That leaped out from the page to me, also. I have some questions:
1. How do we KNOW that no one contacted the Times? If there were so many corrections, SOMEONE contacted the Times, didn't they? This sounds like another lie to me.
2. Some people probably didn't contact the Times because (here's a surprise, Howell) THEY DON'T READ IT! THEY DIDN'T KNOW!!
3. Why are we taking the word of this professor, who wrote a suck up book on the paper and used to work for them? He is probably no better than Blair!
As an addendum to these comments, I would like to know what the errors Apple, Clymer, and others had to correct. I bet they were whoppers as well. I have not forgotten their articles on the tax cut (made up of whole cloth), their TWICE saying Henry Kissinger opposed the war in Iraq (he didn't) and other travesties of supposed reporting.

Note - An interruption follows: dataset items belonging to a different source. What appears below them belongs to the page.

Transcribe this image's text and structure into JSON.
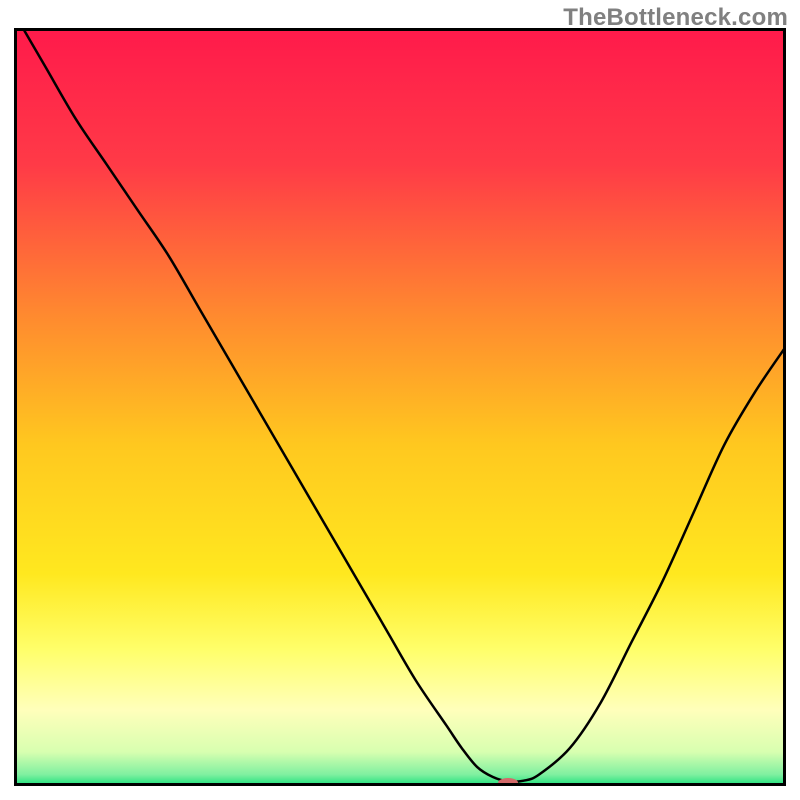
{
  "watermark": "TheBottleneck.com",
  "chart_data": {
    "type": "line",
    "title": "",
    "xlabel": "",
    "ylabel": "",
    "xlim": [
      0,
      100
    ],
    "ylim": [
      0,
      100
    ],
    "gradient_stops": [
      {
        "offset": 0.0,
        "color": "#ff1a4b"
      },
      {
        "offset": 0.18,
        "color": "#ff3a47"
      },
      {
        "offset": 0.38,
        "color": "#ff8a2f"
      },
      {
        "offset": 0.55,
        "color": "#ffc81f"
      },
      {
        "offset": 0.72,
        "color": "#ffe81f"
      },
      {
        "offset": 0.82,
        "color": "#ffff6a"
      },
      {
        "offset": 0.9,
        "color": "#ffffbb"
      },
      {
        "offset": 0.955,
        "color": "#d8ffb0"
      },
      {
        "offset": 0.985,
        "color": "#7ff0a0"
      },
      {
        "offset": 1.0,
        "color": "#18e07a"
      }
    ],
    "series": [
      {
        "name": "bottleneck-curve",
        "x": [
          0,
          4,
          8,
          12,
          16,
          20,
          24,
          28,
          32,
          36,
          40,
          44,
          48,
          52,
          56,
          58,
          60,
          62,
          64,
          66,
          68,
          72,
          76,
          80,
          84,
          88,
          92,
          96,
          100
        ],
        "y": [
          102,
          95,
          88,
          82,
          76,
          70,
          63,
          56,
          49,
          42,
          35,
          28,
          21,
          14,
          8,
          5,
          2.5,
          1.2,
          0.6,
          0.7,
          1.5,
          5,
          11,
          19,
          27,
          36,
          45,
          52,
          58
        ]
      }
    ],
    "marker": {
      "x": 64,
      "y": 0.4,
      "rx": 10,
      "ry": 5
    }
  },
  "annotations": {
    "curve_name": "bottleneck-curve",
    "min_marker_name": "min-marker"
  }
}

I think the entire paper has the accuracy of Maureen Dowd's column.
Mr. Raines, you spoke to a convention of the National Association of Black Journalists in 2001, and you specifically mentioned Jayson Blair as an example of the Times spotting and hiring the best and brightest reporters on their way up. You said, 'This campaign has made our staff better and, more importantly, more diverse.' And I wonder now, looking back, if you see this as something of a cautionary tale, that maybe Jayson Blair was given less scrutiny or more of a pass on the corrections to his stories that you had to print because the paper had an interest in cultivating a young, black reporter.
Raines defensive reply: No, I do not see it as illustrating that point. I see it as illustrating a tragedy for Jayson Blair, that here was a person who under the conditions in which other journalists perform adequately decided to fabricate information and mislead colleagues. And it is--you know, I don't want to demonize Jayson, but this is a tragedy of failure on his part.